“an audacious animal”

Call it sick, but I’m kind of obsessed with the Dining and Wine section of The New York Times.  I read it before I read the actual news (although, can you really blame me for wanting some happiness with my sadness?).  Trying to save some money over the holiday season I spent a decent amount of time combing through current and back recipes in the NYT to find something fun to make for presents ( I didn’t make them but there are some awesome recipes for liquored up fruit preserves).

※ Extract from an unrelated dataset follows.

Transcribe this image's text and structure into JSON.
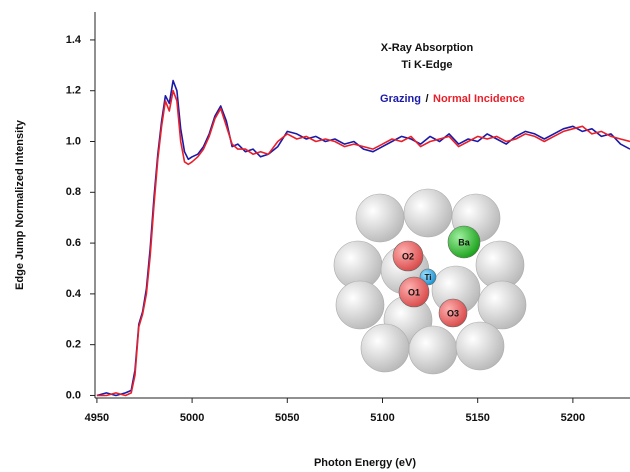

What I did find, which is just as exciting as the truffle recipe I also found, was an awesome article about craft distilleries in the North Eastern regions of the U.S. titled “Just Dont Call it Moonshine” by Toby Cecchini.   Gin is Gin is Gin, right?  Cecchini and the distillers that he interviews beg to differ, citing their ability to “diversify wildly” and play with ingredients in a way that large batches wouldn’t allow.

The article is well written and interesting, painting colorful pictures of the urban business class returning (if only in practice) to their make-do farm roots; as the article points out, the best way to get the most bang for your buck with fruits like apples is to make them into liquor. However, the best is saved for last:

“His gin is also an audacious animal, odd and thrilling. He infuses single-distilled spirit — a white whiskey — with botanicals, then redistills and blends those for a fuller-bodied, malty version of a gin, like a Dutch genever”

Why hello, my friend Gin.  And hello, my not yet friend but hopefully soon to be friend Breuckelen Distilling Company bkgin.com

I have sent my sister’s boyfriend Caleb (who oh so conveniently resides in Brooklyn)  on a mission: operation buy me (who not conveniently at all lives in Cincinnati) this amazing sounding gin. It can be found at all the locations listed on their ‘where to buy’ page *hint hint*.

And on a nerdy closing note, because the best is always saved for last, during the Middle Ages gin was thought to have been a cure for the Black Death due to the purported medicinal qualities found in the Juniper berry.  Faulty but fun… or at least fun insofar as you can have fun when you’ve got the plague. Yikes. Heres to not living in the Middle Ages. Cheers!